Regarding exact details of the cost of the scheme, I am informed by the Revenue Commissioners that tax relief for multi-storey car parks are not at present captured in such a way as to provide a dedicated basis for compiling estimates of the total annual cost to the Exchequer. Claims for these reliefs are aggregated in tax returns with other claims, such as with industrial buildings allowances generally or with other capital allowances, and do not distinguish between the reliefs claimed in respect of the different schemes. Accordingly, the specific information is not readily available and could not be obtained without conducting a protracted examination of the Revenue Commissioners' records.

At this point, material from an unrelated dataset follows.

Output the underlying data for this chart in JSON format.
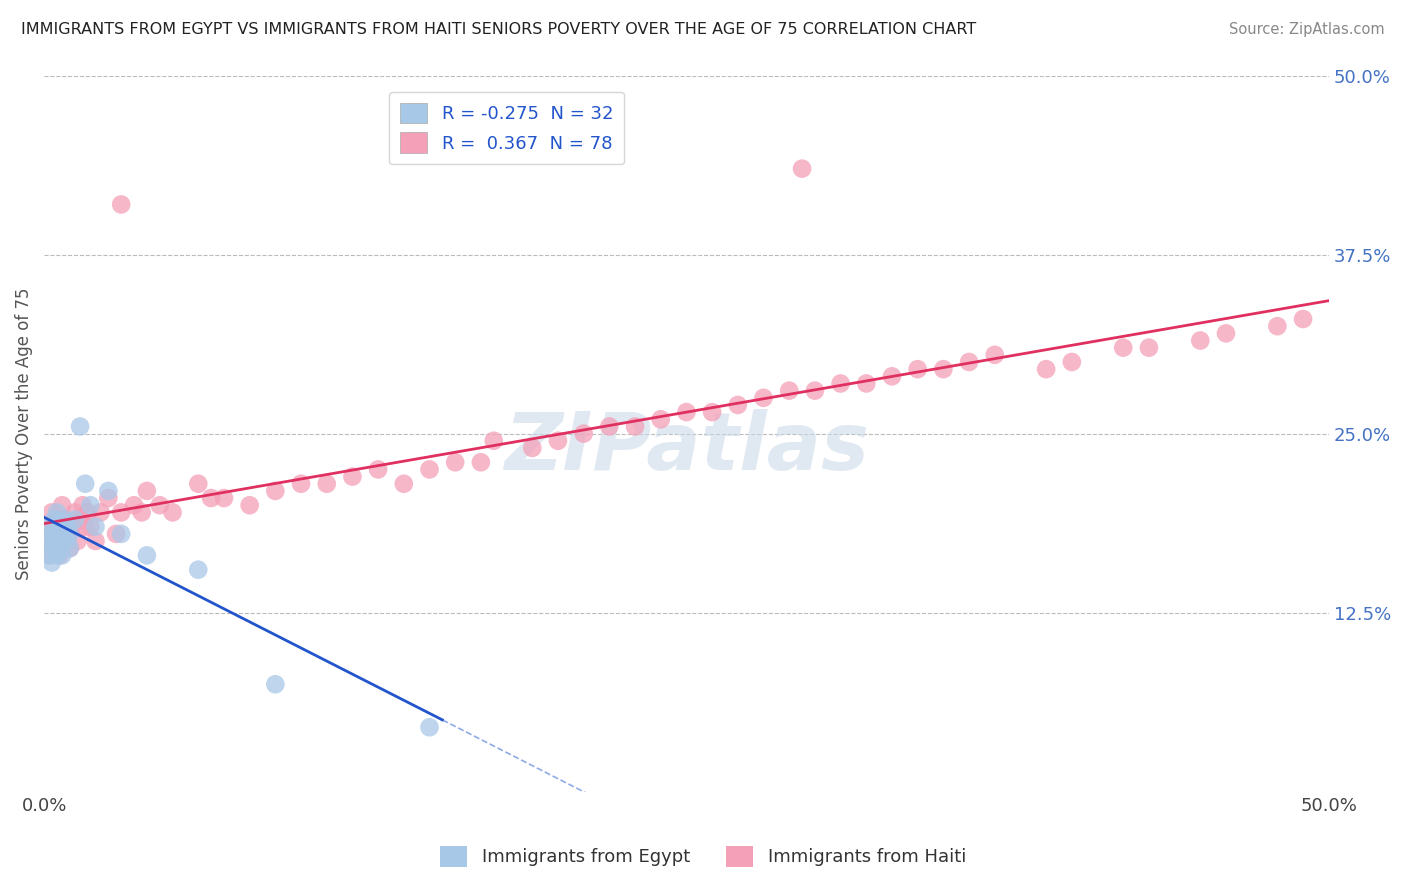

I consider it important that data be improved to facilitate assessments of such expenditures and reliefs. The Department of Finance has been working closely with the Revenue Commissioners to investigate information and data capture issues arising with a view to producing possible solutions. The challenge is twofold: the first is to identify the optimal manner of obtaining the information that is required to monitor and cost existing reliefs and the second is to obtain such information with due regard to not overburdening compliant taxpayers. Bearing this in mind the Revenue Commissioners will be introducing a number of changes to the forms relating to the annual return of income in respect of the tax year 2004. These changes will yield additional information regarding the cost of various tax reliefs, including the relief for multi-storey car parks.